In her opening statements to the jury, the prosecutor admitted, “Members of the jury, you are not going to hear about how great of a person she is. About a kind soul, about, how kind of a soul she has, how loved she was. And on the other hand, you’re also not going to hear that the defendant was a terrible person, a monster, heartless being, no. But what the evidence will show are his actions, his choices, his decisions that day. And how, when he decided he had enough, and that he didn’t want to take it anymore.

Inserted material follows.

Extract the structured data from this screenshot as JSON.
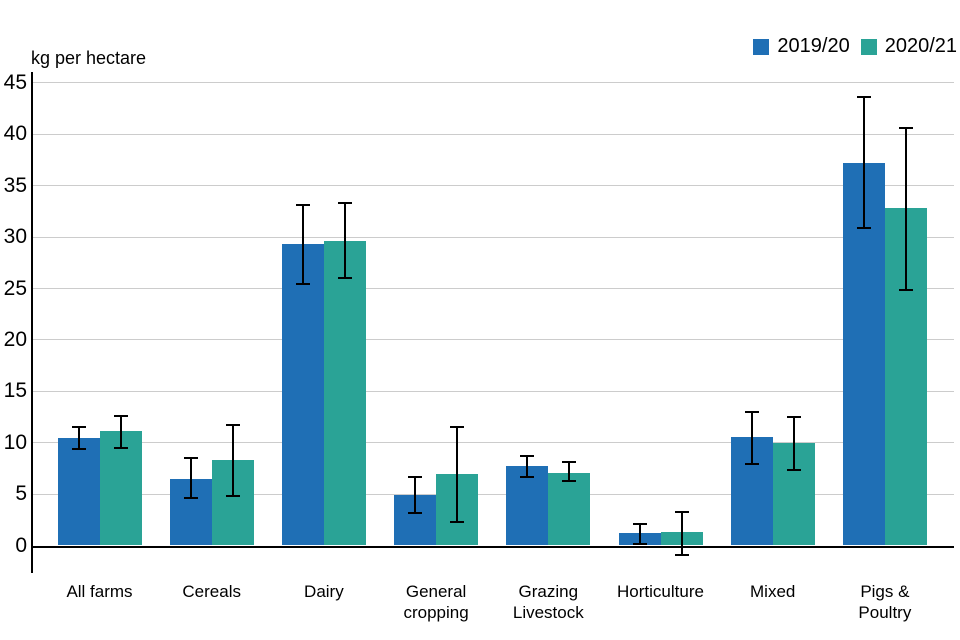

When he took that gun, pointed it at the back of her head, pulled the trigger, he had decided to kill his wife.”
The last video shown to the jury was taken one week before Andy shot his wife, on April 7, 2019. In this last video, both Andy and his wife are calling each other names. They are both clearly drunk, slurring their words. In one exchange, they ask each other, ‘Why don’t you shoot yourself in the head?’”
The jury of six women and six men deliberated for about one hour before declaring Andrew Thomas Smith guilty of first-degree murder. Honorable Sim von Kalinowski, the same judge who heard the trial, sentenced 60-year-old Andrew Smith to 25 years to life for first degree murder. In addition, the use of firearm causing death increases the penalty another 25 years. Those terms to be served consecutively, so the total is 50 years to life.
On the day of sentencing, August 17, 2021, the convicted murderer had 857 days custody credits, so far. The judge spoke directly to Andrew Smith and said, “The solution to an unhappy marriage is a divorce.”